Therapists Robert W. Otto and Julie H. Hamilton said a prohibition on therapy aimed at "reducing a minor's sexual or romantic attraction (at least to others of the same gender or sex), or changing a minor's gender identity or expression" violates their "constitutional right to speak freely with clients," LifeSite News said.
President Donald Trump appointed the two judges who voted for striking down the laws, Reuters reported — and the no-vote came from a judge appointed by former President Barack Obama.

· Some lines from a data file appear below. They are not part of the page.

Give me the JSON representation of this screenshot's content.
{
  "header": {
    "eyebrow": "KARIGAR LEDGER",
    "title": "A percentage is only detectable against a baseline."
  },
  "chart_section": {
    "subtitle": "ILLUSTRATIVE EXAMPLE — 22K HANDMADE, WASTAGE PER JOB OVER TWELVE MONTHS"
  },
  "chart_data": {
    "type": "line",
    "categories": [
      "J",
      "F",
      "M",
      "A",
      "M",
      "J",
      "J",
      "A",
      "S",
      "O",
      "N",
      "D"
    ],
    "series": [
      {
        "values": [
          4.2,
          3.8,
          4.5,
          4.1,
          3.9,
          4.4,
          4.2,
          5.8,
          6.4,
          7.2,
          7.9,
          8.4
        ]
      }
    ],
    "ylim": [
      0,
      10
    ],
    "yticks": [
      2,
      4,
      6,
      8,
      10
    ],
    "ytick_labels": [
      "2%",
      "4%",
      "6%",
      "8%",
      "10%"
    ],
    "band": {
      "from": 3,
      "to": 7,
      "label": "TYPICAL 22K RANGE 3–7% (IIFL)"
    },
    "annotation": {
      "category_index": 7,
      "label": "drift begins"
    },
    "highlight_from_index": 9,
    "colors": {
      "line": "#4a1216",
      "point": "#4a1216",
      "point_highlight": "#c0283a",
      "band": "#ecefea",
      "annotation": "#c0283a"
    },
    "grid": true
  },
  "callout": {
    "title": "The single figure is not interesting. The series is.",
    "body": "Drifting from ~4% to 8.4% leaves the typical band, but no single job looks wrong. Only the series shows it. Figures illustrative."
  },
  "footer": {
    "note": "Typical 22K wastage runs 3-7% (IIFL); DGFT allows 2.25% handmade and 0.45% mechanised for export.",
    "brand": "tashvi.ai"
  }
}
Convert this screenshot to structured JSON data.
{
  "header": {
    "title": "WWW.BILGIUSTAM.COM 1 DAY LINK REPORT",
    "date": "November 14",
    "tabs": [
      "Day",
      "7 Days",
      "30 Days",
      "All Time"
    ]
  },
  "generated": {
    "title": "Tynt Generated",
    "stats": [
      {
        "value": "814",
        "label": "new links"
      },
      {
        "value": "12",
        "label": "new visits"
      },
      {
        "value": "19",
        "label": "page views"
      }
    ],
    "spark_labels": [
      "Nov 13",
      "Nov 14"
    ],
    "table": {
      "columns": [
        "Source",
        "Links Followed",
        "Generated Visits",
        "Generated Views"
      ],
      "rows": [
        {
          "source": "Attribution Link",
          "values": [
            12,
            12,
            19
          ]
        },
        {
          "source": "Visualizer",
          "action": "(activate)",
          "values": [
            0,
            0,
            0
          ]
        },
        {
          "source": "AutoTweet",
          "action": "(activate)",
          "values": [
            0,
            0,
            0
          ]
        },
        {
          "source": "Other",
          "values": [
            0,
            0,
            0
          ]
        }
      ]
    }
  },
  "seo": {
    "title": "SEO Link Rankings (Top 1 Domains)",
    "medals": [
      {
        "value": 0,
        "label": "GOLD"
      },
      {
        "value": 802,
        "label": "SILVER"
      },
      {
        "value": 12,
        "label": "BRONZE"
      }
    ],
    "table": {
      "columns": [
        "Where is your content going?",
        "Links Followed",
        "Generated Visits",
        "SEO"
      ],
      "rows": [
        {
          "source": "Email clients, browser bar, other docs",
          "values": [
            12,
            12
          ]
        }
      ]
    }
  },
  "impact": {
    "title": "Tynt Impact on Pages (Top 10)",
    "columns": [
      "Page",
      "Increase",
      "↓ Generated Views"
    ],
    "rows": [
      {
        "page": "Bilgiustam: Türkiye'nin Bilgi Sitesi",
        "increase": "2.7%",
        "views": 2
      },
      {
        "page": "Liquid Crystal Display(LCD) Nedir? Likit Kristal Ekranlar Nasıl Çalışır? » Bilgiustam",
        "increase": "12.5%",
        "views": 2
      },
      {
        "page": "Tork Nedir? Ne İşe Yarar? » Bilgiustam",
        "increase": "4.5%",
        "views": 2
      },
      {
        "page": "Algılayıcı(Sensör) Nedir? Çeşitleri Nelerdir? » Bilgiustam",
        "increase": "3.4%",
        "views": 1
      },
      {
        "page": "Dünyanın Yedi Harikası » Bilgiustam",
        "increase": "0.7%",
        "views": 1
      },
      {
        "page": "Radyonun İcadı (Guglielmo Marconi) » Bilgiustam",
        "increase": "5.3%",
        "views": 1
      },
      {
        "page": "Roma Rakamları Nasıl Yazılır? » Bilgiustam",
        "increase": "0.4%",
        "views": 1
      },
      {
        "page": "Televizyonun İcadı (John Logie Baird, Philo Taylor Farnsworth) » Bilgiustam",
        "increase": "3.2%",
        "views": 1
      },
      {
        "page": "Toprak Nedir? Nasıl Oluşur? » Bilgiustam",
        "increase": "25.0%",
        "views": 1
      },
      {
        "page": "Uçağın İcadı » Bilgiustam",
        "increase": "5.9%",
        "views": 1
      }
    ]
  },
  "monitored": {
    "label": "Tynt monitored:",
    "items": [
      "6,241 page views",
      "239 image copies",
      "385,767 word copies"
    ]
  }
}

"We understand and appreciate that the therapy is highly controversial," Circuit Judge Brit C. Grant wrote, according to LifeSite News. "But the First Amendment has no carveout for controversial speech. We hold that the challenged ordinances violate the First Amendment because they are content-based regulations of speech that cannot survive strict scrutiny."
The other Trump-appointed judge on the case was Barbara Lagoa, who was a leading candidate to replace Supreme Court Justice Ruth Bader Ginsburg after her death in September. Ultimately Trump nominated Amy Coney Barrett, who was confirmed last month to the nation's high court by a Republican-controlled U.S. Senate.
In February, Courthouse News Service reported about the case, noting that the county fine against conversion therapy on a minor is $250 — and then $500 for each additional violation.
Last year, a lower court denied the therapists' request to halt the bans, as the presiding judge wrote that the "plaintiffs have not met their burden of showing that the ordinances violate the Free Speech Clause of the First Amendment," CNS noted.
But the therapists' attorney Mathew Staver argued before the appeals court in February that the laws "are unconstitutional content-based regulations that don't survive strict scrutiny."
Staver — who's with Liberty Counsel — said Friday the appeals court decision "is a huge victory for counselors and their clients to choose the counsel of their choice free of political censorship from government ideologues. This case is the beginning of the end of similar unconstitutional counseling bans around the country."